India to Pay Five Iranian Banks for Oil Purchases: Report


India to Pay Five Iranian Banks for Oil Purchases: Report

TEHRAN (Tasnim) – India will deposit payments for crude oil imported from Iran into escrow accounts of five of their banks held with state-run UCO Bank Ltd. after the two nations agreed on a payment mechanism to overcome US sanctions, according to people with knowledge of the matter.

Iran will use part of the deposits for purchasing essential goods from India and to meet expenditure incurred by its diplomatic missions in the South Asian nation, the people said, asking not to be identified because the information isn’t public, Bloomberg reported. All spending will be in Indian rupees.

Continued supplies is crucial for India, a country that imports nearly 80 percent of its annual crude requirement, as Tehran offers better credit terms than other Middle East oil producers and, in the past, has accepted payments in Indian rupees, rather than US dollars. The south Asian nation purchased crude worth about $9 billion from Iran in the financial year that ended March 31.

The payment mechanism will allow India to continue oil purchases despite US sanctions. Washington has also granted an exemption for India. Refiners such as Indian Oil Corp. and Mangalore Refinery & Petrochemicals Ltd. will make payments after the mechanism is officially notified, the people said.

Spreading Risk

Also, payment into multiple escrow accounts will reduce the risks of Iranian bank accounts being frozen in case the US brings new banks under sanctions, the people said.

“We already have 15 Iranian bank accounts, out of these five have come under secondary sanctions,” UCO Bank Managing Director Atul Kumar Goel said Tuesday, adding that the remaining 10 are eligible for bilateral trade between India and Iran. Finance Ministry spokesman D.S. Malik declined to comment.

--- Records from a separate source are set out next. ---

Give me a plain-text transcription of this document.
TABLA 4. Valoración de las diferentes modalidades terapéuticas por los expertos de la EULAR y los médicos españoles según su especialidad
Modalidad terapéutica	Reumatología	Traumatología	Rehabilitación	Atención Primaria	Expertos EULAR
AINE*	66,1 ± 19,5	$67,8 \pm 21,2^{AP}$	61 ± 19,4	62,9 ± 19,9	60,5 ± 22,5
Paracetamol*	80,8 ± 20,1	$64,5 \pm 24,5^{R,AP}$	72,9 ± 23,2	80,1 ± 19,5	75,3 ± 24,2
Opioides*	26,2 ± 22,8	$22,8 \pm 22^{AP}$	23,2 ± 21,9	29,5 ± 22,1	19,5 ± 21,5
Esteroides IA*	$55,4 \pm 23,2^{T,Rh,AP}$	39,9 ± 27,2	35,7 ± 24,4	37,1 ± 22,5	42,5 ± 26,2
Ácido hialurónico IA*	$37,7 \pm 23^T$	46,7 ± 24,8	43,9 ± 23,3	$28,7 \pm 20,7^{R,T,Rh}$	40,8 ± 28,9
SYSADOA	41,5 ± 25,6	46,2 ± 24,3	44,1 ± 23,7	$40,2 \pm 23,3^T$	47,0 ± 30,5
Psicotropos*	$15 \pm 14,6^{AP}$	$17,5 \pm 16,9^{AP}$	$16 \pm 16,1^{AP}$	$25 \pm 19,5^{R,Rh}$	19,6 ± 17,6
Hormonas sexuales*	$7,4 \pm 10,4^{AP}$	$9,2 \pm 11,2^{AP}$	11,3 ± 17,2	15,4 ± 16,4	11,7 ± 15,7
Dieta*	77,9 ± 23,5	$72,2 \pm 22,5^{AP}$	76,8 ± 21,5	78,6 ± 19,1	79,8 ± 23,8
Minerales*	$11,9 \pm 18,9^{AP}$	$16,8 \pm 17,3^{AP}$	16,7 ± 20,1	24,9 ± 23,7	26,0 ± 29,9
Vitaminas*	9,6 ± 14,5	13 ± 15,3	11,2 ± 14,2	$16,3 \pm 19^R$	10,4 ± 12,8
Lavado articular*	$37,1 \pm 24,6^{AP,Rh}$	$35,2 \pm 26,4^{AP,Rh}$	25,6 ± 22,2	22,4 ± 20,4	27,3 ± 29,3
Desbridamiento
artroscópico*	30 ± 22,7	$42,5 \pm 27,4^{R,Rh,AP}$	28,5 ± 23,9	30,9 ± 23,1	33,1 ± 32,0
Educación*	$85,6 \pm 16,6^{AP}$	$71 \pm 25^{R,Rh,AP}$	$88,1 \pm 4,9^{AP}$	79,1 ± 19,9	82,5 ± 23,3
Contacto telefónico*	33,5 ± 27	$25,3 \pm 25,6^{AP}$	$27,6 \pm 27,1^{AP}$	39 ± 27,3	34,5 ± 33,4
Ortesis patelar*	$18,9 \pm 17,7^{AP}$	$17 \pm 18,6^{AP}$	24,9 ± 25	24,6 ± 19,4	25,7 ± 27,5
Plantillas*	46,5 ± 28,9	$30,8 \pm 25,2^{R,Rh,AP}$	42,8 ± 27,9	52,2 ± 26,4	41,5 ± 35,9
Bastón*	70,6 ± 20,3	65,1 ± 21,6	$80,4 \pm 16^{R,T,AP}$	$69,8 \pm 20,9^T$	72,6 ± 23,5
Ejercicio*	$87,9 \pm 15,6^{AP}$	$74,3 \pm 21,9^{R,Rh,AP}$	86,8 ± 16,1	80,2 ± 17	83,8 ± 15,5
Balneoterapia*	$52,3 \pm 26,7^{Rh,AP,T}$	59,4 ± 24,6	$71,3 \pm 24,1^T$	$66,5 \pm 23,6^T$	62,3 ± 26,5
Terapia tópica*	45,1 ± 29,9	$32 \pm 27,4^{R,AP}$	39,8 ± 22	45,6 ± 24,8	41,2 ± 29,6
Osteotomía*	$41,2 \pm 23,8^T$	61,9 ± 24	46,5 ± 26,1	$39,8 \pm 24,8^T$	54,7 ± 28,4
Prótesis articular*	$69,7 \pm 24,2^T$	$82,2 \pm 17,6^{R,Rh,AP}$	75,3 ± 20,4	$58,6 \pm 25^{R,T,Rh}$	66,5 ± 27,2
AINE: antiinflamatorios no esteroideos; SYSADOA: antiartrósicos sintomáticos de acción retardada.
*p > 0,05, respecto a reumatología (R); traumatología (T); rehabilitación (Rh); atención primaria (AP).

India and Iran followed a similar mechanism previously when the US imposed sanctions in 2012. At that time, 45 percent of the dues were paid into escrow accounts in India of Iranian banks and the remaining settled in euros through an overseas bank.

On May 8, US President Donald Trump pulled his country out of the nuclear deal known as the Joint Comprehensive Plan of Action (JCPOA), which was achieved in Vienna in 2015 after years of negotiations among Iran and the Group 5+1 (Russia, China, the US, Britain, France and Germany), and announced plans for new sanctions against Tehran.

Three months later, on August 6, Trump signed an executive order re-imposing many sanctions on Iran.

He said the US policy is to levy “maximum economic pressure” on the country.

The second batch of US sanctions against the Islamic Republic took effect on November 4.

Those sanctions were supposed to shut down Iranian oil exports, but they failed to do so after Washington, over fear of a supply crunch in global markets, granted eight countries temporary exemptions to allow them to buy from Tehran without any punishment.

Iranian oil production and exports peaked at 3.8 million and 2.4 million barrels a day, respectively, in the second quarter of this year, according to data from OPEC and the International Energy Agency. That means exports have fallen by only about 900,000 barrels per day.